Read the original article in The Oregonian here.
Multnomah County, despite efforts in recent years to address domestic violence, still struggles with an unsettling number of partner-on-partner assaults.
In 2011, for instance, domestic violence accounted for nearly half of all violent crime in the county, according to crime statistics. Since 2010, Multnomah County has recorded at least 20 homicides related to domestic violence, including seven victims killed in five murder-suicide events.
Reported domestic violence climbed in 2011 after a 10-year downward trend. Restraining order applications filed with Multnomah County Circuit Court jumped 6 percent over the previous year. The Portland Police Bureau saw a similar 6 percent increase in domestic violence incidents.
Now, the county and a number of partner agencies are vying for a $200,000 federal grant in what amounts to a coordinated effort to try to identify those most at risk of falling victim to domestic violence.
"Every one of these situations is so heartbreaking but, unfortunately, we simply lack the resources to fund these large research projects ourselves," Commissioner Deborah Kafoury said. "This grant can provide the opportunity to really review what's happening on a case-by-case basis and try to figure out how to prevent the next serious case from occurring."
County officials expect to hear sometime in January if the U.S. Department of Justice's Office on Violence Against Women has tapped them as one of 12 areas across the country to receive funding for an intensive, year-long research effort.
Phase two of the project will winnow grant recipients down to six. Those areas would then receive funding for an additional three years to implement a specific intervention model.
Many in the county think they already have a leg up on many jurisdictions nationally when it comes to examining the causes and effects of domestic violence.
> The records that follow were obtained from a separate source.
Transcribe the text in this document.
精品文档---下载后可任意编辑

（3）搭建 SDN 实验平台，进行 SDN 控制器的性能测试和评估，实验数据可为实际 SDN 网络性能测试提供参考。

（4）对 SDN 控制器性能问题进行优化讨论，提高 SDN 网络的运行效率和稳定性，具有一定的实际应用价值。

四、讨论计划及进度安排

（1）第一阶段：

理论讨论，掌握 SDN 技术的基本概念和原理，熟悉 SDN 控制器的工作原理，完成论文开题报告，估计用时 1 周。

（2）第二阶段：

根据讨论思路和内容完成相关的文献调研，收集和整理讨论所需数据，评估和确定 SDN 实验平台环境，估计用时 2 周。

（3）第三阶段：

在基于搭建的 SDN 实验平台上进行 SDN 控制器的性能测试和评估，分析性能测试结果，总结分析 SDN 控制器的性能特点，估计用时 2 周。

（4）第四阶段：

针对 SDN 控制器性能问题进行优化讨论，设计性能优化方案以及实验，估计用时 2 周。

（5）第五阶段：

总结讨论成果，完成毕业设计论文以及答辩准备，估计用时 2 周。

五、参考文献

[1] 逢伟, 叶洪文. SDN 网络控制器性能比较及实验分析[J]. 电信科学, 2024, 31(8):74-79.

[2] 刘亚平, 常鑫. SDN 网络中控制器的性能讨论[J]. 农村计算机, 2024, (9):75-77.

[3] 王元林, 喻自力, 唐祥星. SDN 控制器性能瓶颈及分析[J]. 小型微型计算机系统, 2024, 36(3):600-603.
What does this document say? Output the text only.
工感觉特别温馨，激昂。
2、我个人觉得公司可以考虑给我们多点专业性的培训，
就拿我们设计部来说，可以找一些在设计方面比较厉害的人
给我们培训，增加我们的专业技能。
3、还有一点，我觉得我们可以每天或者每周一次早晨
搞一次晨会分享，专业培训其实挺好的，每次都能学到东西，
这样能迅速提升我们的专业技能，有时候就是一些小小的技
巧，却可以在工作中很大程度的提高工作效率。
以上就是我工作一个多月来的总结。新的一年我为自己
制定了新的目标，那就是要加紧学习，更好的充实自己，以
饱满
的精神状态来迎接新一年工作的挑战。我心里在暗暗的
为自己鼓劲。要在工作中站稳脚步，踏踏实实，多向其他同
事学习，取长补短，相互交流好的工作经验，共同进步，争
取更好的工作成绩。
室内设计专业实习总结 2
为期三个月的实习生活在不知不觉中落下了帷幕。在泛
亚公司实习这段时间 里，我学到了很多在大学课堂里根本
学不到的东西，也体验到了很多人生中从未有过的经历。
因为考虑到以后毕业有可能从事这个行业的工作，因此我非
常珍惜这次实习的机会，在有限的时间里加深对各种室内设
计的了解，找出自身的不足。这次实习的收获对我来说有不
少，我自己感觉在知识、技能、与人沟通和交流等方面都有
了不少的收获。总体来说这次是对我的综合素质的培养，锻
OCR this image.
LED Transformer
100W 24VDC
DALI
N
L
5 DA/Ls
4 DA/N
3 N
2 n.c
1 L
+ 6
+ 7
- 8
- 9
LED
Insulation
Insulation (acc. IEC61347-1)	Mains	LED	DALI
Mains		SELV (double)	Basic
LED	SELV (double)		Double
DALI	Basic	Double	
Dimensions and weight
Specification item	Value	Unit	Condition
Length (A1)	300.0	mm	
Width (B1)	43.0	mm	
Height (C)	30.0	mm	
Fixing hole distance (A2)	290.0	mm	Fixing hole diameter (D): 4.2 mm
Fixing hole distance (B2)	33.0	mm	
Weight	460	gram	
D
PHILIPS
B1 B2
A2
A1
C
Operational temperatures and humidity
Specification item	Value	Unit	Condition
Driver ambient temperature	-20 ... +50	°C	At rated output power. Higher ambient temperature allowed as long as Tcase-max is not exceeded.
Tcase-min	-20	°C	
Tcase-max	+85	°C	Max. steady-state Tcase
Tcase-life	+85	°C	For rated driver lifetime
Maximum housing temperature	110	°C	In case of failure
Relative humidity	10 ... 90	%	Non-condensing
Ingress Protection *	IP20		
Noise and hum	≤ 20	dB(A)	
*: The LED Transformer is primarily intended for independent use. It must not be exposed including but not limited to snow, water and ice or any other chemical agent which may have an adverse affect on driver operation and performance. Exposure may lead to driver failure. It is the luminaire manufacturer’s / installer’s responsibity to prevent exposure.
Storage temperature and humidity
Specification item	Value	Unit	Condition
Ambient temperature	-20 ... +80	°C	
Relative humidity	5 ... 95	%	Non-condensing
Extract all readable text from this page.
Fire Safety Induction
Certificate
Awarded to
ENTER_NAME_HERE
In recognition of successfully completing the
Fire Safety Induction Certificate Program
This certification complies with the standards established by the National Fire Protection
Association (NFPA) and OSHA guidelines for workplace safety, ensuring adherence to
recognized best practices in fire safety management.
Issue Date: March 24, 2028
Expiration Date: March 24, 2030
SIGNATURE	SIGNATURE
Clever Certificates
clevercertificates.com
Kafoury and Presiding Circuit Court Judge Nan Waller, for instance, co-chair what's called the Domestic Violence Fatality Review Team.
The team's 34 members, composed of leadership-level staff from a number of public and private agencies, pore over case files from selected domestic-violence fatalities and identify issues and themes that can be used in preventing future instances.
Other efforts involving the Portland Police Bureau, the Multnomah County district attorney's office and a number of other agencies provide forums for sharing information across systems.
What this grant could achieve, however, is unique among all of those efforts, said Kris Henning, associate dean of Portland State University's College of Urban and Public Affairs.
Typically, he said, data on domestic violence situations come from two broad categories -- case files assembled by criminal justice concerns and victims. Only rarely, Henning added, is information from these respective groups directly compared to help illuminate the full picture of what precipitated any one instance of serious assault.
"What we need are multiple ways of evaluating risk," said Henning, who would serve as lead researcher for the project if the grant is approved. "The whole idea is to close the gaps that now exist in the system."
A recent paper Henning co-authored, for instance, indicates that victims of domestic violence are often able to predict whether they are likely to be re-assaulted within the next year. Sometimes, however, they get it wrong and miss what should have been clear warning signs, such as the psychological effects on someone who has just been laid off, is habitually drinking or using drugs or has been estranged from a partner.
Similarly, risk-assessment scales developed by criminal justice experts are not perfect and can also be blind to some aspects of predicting future risks.
"We've already taken a lot of steps to address this awful problem," Kafoury said. "But the statistics speak for themselves and there is obviously room for improvement."